Ojciec ściętego Nicka Berga obwinia Busha i Rumsfelda
Ojciec Nicka Berga, młodego
Amerykanina z Pensylwanii, któremu ucięto głowę w Iraku, obwinił o
jego śmierć bezpośrednio prezydenta George'a W. Busha i ministra
obrony Donalda Rumsfelda.
13.05.2004 20:45
"Syn mój umarł za grzechy George'a Busha i Donalda Rumsfelda. Ta administracja jest temu winna" - powiedział Berg w wywiadzie dla filadelfijskiej rozgłośni KYW-AM.
W wywiadzie, jakiego udzielił sprzed swego domu w West Chester, w stanie Pensylwania, bardzo wzburzony Michael Berg powiedział, że "jego syn najpewniej do ostatniej chwili widział dobro w tych, którzy go pojmali, oni zaś nie wiedzieli, co czynią, toteż zabili swego najlepszego przyjaciela".
Dwa dni po wyemitowaniu przez media nagrania wideo, przedstawiającego egzekucję syna przez pięciu zamaskowanych ludzi, ojciec zabitego zaatakował administrację Busha za inwazję na Irak i za ustawę antyterrorystyczną, tzw.
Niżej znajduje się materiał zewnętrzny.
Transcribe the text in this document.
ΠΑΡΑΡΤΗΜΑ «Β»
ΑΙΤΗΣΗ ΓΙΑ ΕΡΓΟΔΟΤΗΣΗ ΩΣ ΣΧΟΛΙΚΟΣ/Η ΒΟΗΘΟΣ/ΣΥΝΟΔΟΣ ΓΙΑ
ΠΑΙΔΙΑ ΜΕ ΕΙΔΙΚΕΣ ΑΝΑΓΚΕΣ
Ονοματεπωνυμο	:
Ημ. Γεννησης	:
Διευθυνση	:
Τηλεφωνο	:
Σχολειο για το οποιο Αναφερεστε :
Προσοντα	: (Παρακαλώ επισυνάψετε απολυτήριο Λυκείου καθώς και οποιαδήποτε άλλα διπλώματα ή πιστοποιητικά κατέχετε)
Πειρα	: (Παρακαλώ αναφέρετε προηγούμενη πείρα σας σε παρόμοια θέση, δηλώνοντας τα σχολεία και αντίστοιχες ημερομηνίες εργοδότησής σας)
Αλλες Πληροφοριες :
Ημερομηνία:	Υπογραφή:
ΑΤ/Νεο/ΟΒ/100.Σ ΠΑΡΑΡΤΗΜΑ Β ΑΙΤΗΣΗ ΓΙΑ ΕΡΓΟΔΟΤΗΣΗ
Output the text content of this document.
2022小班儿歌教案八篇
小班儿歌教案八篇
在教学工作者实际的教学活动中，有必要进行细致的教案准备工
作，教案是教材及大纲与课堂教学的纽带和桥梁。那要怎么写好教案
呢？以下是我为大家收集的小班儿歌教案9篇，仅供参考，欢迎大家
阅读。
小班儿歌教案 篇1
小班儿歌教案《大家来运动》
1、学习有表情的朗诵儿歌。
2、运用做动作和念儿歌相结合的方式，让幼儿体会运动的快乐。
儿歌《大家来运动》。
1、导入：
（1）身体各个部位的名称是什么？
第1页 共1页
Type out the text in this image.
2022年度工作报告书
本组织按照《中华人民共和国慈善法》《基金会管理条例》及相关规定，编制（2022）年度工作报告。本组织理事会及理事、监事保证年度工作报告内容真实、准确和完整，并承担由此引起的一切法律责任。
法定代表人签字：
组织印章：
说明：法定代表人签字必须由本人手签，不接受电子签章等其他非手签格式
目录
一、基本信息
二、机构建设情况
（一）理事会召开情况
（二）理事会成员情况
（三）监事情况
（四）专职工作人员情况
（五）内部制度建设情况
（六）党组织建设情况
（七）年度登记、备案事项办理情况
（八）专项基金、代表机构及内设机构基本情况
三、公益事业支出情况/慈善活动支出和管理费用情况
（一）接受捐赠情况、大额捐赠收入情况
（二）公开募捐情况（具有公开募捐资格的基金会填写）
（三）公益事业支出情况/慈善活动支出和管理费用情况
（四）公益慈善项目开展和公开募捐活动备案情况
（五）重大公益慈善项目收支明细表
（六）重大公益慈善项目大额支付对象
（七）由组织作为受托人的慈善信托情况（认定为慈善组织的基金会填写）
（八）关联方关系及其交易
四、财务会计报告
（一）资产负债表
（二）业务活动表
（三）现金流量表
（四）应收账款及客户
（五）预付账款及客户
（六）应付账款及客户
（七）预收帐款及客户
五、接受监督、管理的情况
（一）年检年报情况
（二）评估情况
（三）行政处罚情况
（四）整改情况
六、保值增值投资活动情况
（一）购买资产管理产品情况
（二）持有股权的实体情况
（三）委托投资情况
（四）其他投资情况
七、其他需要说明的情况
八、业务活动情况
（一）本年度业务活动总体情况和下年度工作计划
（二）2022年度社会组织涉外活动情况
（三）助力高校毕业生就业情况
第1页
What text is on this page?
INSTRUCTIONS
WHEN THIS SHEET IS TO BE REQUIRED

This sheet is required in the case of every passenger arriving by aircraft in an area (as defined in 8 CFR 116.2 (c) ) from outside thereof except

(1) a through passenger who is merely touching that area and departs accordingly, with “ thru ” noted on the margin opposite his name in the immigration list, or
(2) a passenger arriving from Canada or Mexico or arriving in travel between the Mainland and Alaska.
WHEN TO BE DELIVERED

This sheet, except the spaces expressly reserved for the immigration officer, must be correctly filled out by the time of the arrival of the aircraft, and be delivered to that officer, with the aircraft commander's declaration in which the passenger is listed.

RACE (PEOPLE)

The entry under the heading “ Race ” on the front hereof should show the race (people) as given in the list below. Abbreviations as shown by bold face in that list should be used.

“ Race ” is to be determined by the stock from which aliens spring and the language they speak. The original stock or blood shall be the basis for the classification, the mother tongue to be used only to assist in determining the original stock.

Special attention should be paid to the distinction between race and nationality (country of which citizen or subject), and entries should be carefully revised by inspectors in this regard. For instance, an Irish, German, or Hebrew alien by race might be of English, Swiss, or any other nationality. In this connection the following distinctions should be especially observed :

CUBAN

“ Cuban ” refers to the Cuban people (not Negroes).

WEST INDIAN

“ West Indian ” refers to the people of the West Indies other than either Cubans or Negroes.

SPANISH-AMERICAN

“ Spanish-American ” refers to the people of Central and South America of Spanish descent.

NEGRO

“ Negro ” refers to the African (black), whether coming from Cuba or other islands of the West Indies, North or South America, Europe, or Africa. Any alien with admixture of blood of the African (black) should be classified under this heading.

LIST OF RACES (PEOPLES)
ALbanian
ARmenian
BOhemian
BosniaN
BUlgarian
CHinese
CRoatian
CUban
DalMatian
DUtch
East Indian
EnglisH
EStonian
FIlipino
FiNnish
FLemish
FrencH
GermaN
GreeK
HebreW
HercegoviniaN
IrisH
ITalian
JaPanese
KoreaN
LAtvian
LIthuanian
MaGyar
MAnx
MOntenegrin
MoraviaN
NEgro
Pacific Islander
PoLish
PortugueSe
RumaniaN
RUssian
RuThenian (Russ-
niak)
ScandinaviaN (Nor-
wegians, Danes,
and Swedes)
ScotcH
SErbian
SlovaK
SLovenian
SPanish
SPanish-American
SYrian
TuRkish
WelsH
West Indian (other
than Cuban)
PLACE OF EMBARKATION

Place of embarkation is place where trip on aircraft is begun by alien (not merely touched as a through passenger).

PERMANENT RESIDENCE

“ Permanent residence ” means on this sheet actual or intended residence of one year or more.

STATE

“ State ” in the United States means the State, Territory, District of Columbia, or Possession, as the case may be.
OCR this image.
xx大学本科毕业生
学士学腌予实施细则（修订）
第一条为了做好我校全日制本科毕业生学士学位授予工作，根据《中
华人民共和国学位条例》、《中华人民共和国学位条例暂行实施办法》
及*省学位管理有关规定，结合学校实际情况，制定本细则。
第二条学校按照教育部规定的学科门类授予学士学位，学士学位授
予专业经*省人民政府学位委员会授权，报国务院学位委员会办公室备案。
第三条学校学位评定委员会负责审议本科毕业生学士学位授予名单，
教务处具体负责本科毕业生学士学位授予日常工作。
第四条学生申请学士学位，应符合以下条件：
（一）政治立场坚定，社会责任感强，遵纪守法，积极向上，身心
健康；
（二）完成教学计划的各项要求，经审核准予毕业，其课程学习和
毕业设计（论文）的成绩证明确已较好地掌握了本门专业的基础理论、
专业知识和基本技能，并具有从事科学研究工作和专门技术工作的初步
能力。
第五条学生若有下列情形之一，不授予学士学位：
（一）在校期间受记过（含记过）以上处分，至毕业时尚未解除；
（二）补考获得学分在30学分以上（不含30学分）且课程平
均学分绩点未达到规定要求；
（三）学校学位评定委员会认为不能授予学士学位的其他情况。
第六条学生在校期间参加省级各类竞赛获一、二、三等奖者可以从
Patriot Act, która zwiększyła uprawnienia kontrolne władz federalnych. Ustawa ta, z roku 2002, wprowadziła m.in. rozmaite środki prewencyjne, jak zaostrzenie kontroli na lotniskach, uszczelnienie granic.
Michael Berg nazwał tę ustawę "zamachem stanu" "To już nie ta sama Ameryka, w której wyrosłem" - powiedział Berg.